Fortunately, there is a way to exploit this subversion tactic, using AI as a signal to detect account takeover. At Barracuda, our researchers noticed that when an account takeover results in a mass phishing or spam campaign, the employee often gets a barrage of auto-replies, such as out-of-office messages from recipients who are away from their place of work for an extended period of time. 

An AI classifier in an email security solutions can be trained to recognize the anomalous pattern where a user receives an out-of-office email that is not tied to any outbound email to the same user within the same window of time. Once the AI classifier identifies this anomalous behavior, the email security solution should alert customers, as well their IT administrators or IT service provide, that the account might have been compromised and allow them to take steps to stop the account from spreading malicious emails to other employees or external parties.

Signs of an ATO attack
Many companies send mass email messages internally and externally, and these legitimate activities can also result in a large number of auto replies.

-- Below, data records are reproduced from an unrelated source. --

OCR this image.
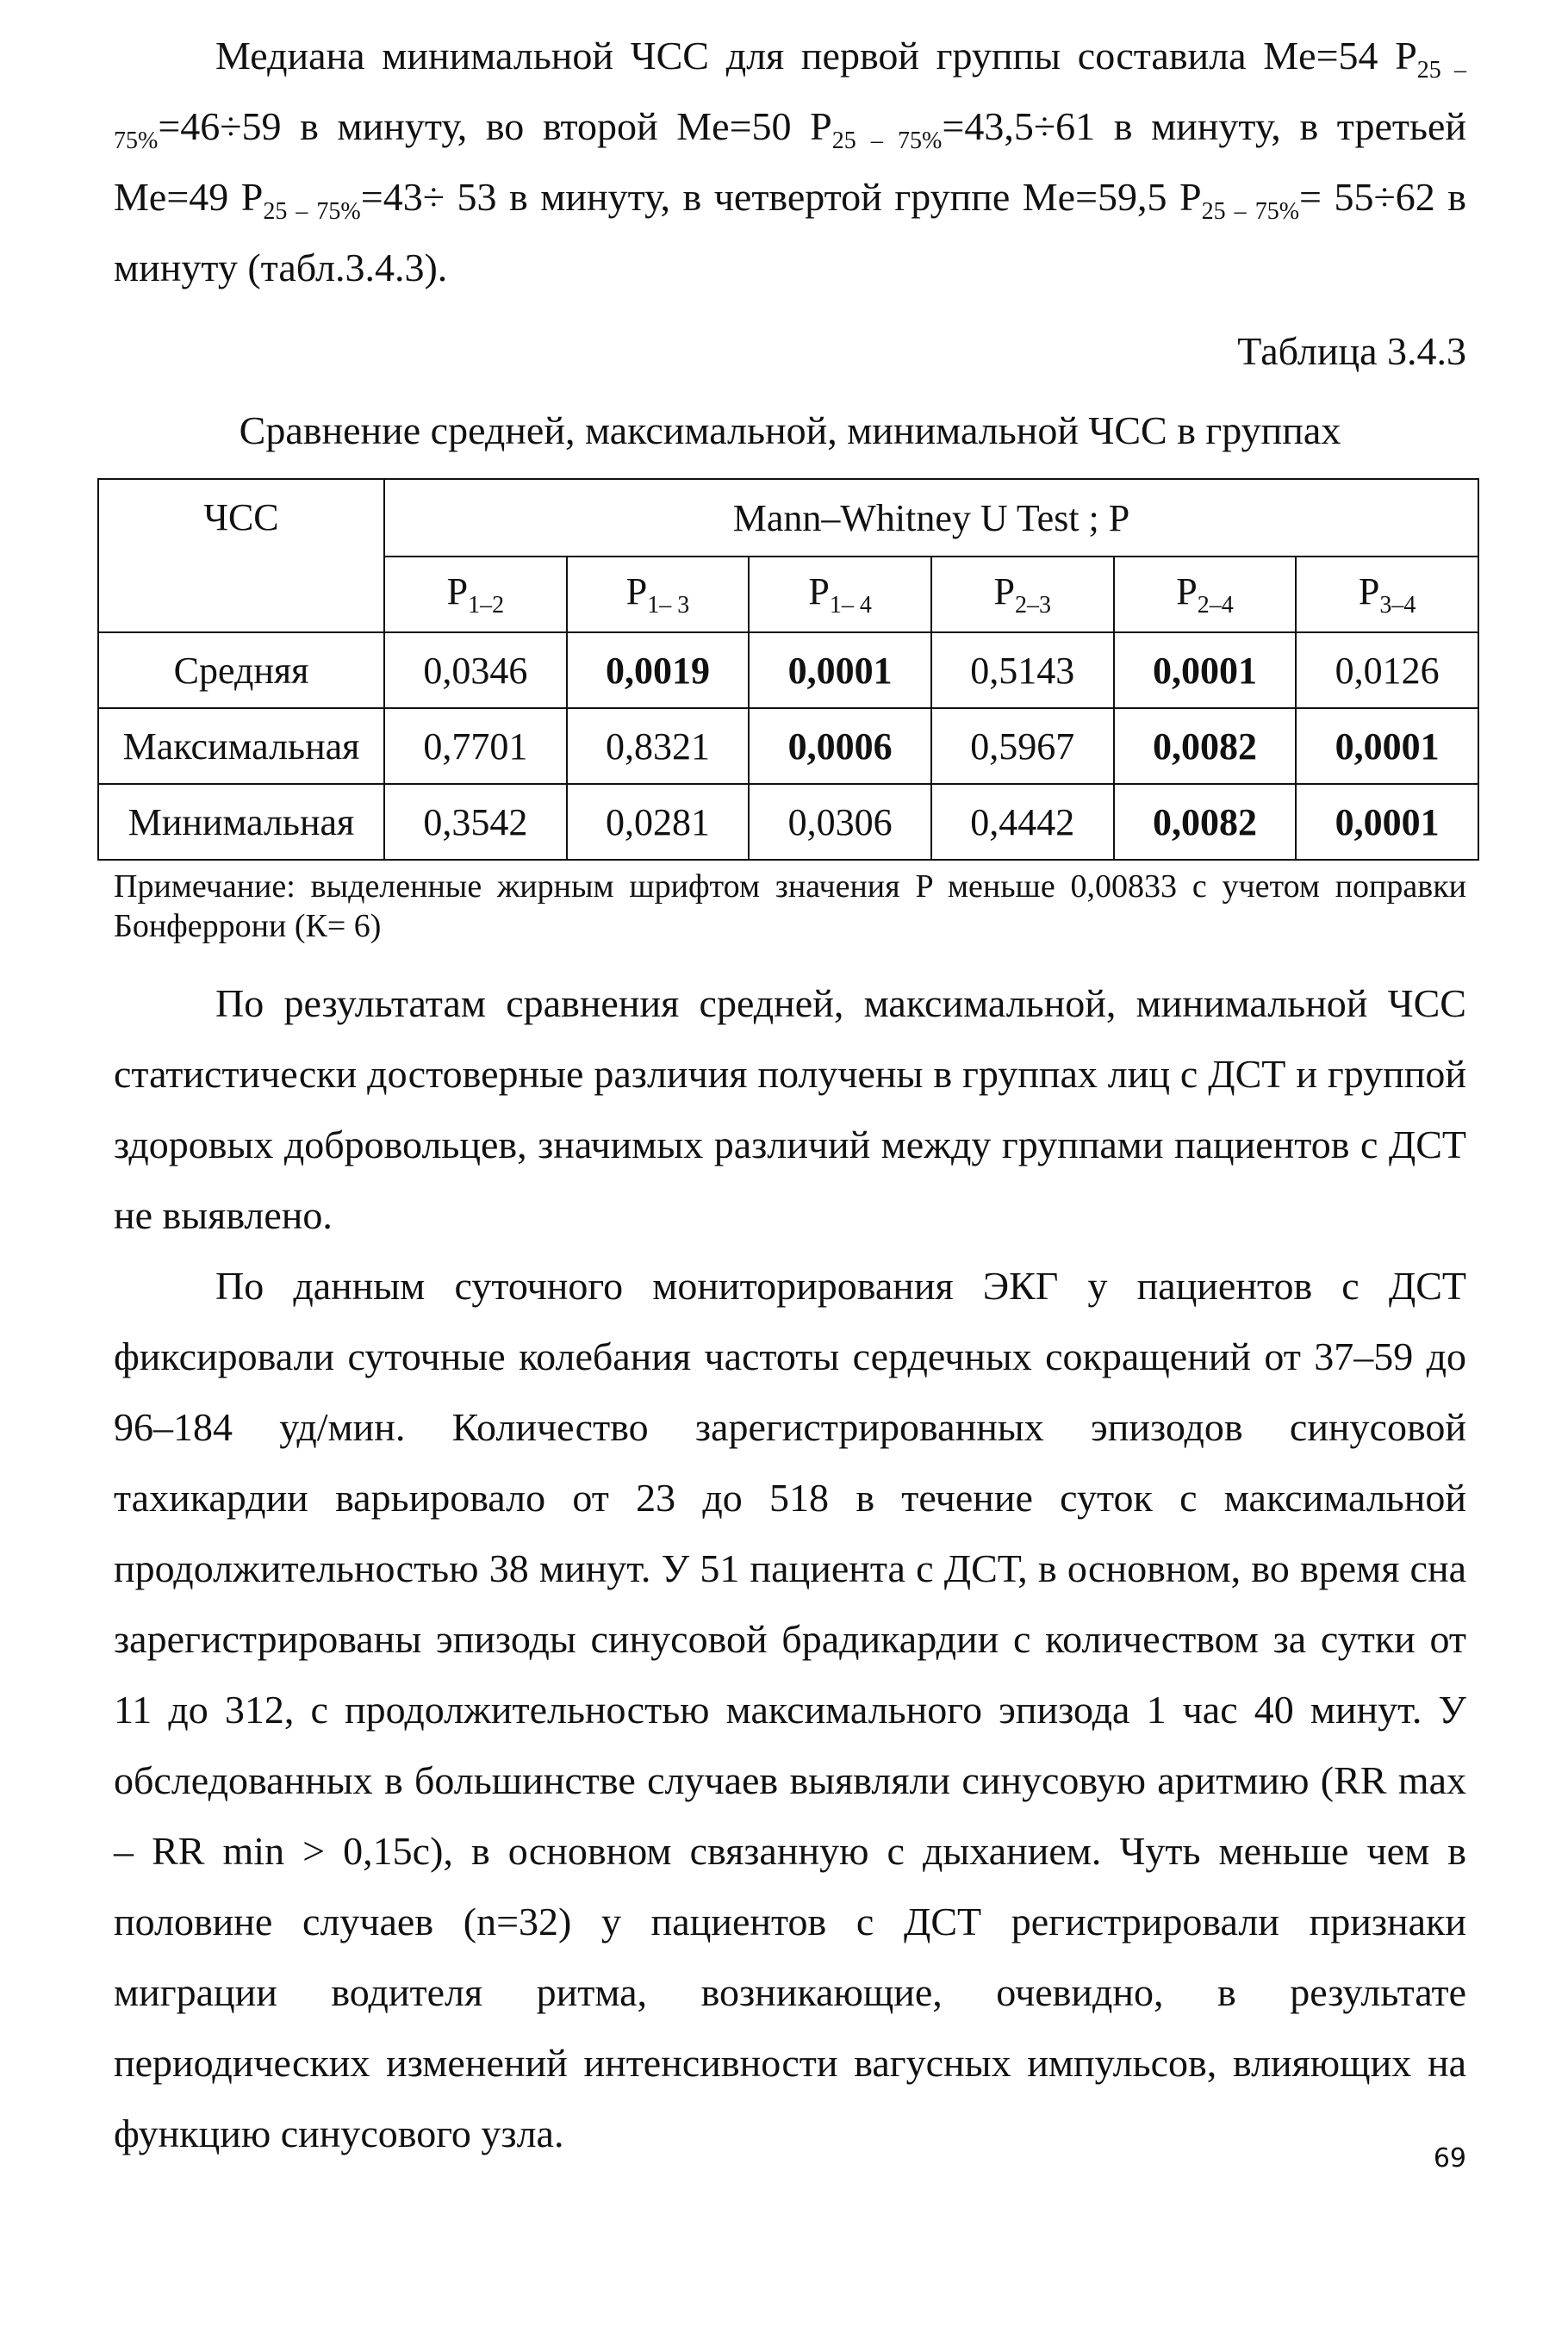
Медиана минимальной ЧСС для первой группы составила Me=54 $P_{25 - 75\%}=46\div 59$ в минуту, во второй Me=50 $P_{25 - 75\%}=43,5\div 61$ в минуту, в третьей Me=49 $P_{25 - 75\%}=43\div 53$ в минуту, в четвертой группе Me=59,5 $P_{25 - 75\%}= 55\div 62$ в минуту (табл.3.4.3).

Таблица 3.4.3

Сравнение средней, максимальной, минимальной ЧСС в группах

ЧСС	Mann–Whitney U Test ; P					
	$P_{1-2}$	$P_{1- 3}$	$P_{1- 4}$	$P_{2-3}$	$P_{2-4}$	$P_{3-4}$
Средняя	0,0346	0,0019	0,0001	0,5143	0,0001	0,0126
Максимальная	0,7701	0,8321	0,0006	0,5967	0,0082	0,0001
Минимальная	0,3542	0,0281	0,0306	0,4442	0,0082	0,0001

Примечание: выделенные жирным шрифтом значения P меньше 0,00833 с учетом поправки Бонферрони (К= 6)

По результатам сравнения средней, максимальной, минимальной ЧСС статистически достоверные различия получены в группах лиц с ДСТ и группой здоровых добровольцев, значимых различий между группами пациентов с ДСТ не выявлено.

По данным суточного мониторирования ЭКГ у пациентов с ДСТ фиксировали суточные колебания частоты сердечных сокращений от 37–59 до 96–184 уд/мин. Количество зарегистрированных эпизодов синусовой тахикардии варьировало от 23 до 518 в течение суток с максимальной продолжительностью 38 минут. У 51 пациента с ДСТ, в основном, во время сна зарегистрированы эпизоды синусовой брадикардии с количеством за сутки от 11 до 312, с продолжительностью максимального эпизода 1 час 40 минут. У обследованных в большинстве случаев выявляли синусовую аритмию (RR max – RR min > 0,15с), в основном связанную с дыханием. Чуть меньше чем в половине случаев (n=32) у пациентов с ДСТ регистрировали признаки миграции водителя ритма, возникающие, очевидно, в результате периодических изменений интенсивности вагусных импульсов, влияющих на функцию синусового узла.

69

When a large number of out-of-office replies come into the inbox and a large number of files are deleted from the Sent Items folder, they are strong indicators of an ATO attack.  
 
For example, the figure below, which is based on research conducted by the Barracuda team, displays the number of out-of-office emails received by employees in a certain company, which were received in the inbox folder without a corresponding outbound email in the Sent Items folder. The graph shows that there are clear spikes in certain time periods for specific employees.
 
It turns out that these spikes exactly correspond to when attackers took over specific employee accounts!

To summarize, a barrage out-of-office emails that are not tied to user-generated outbound emails are a strong signal of account takeover. An AI-based email security solution can detect these types of spikes automatically to alert on and remediate incidents of account takeover.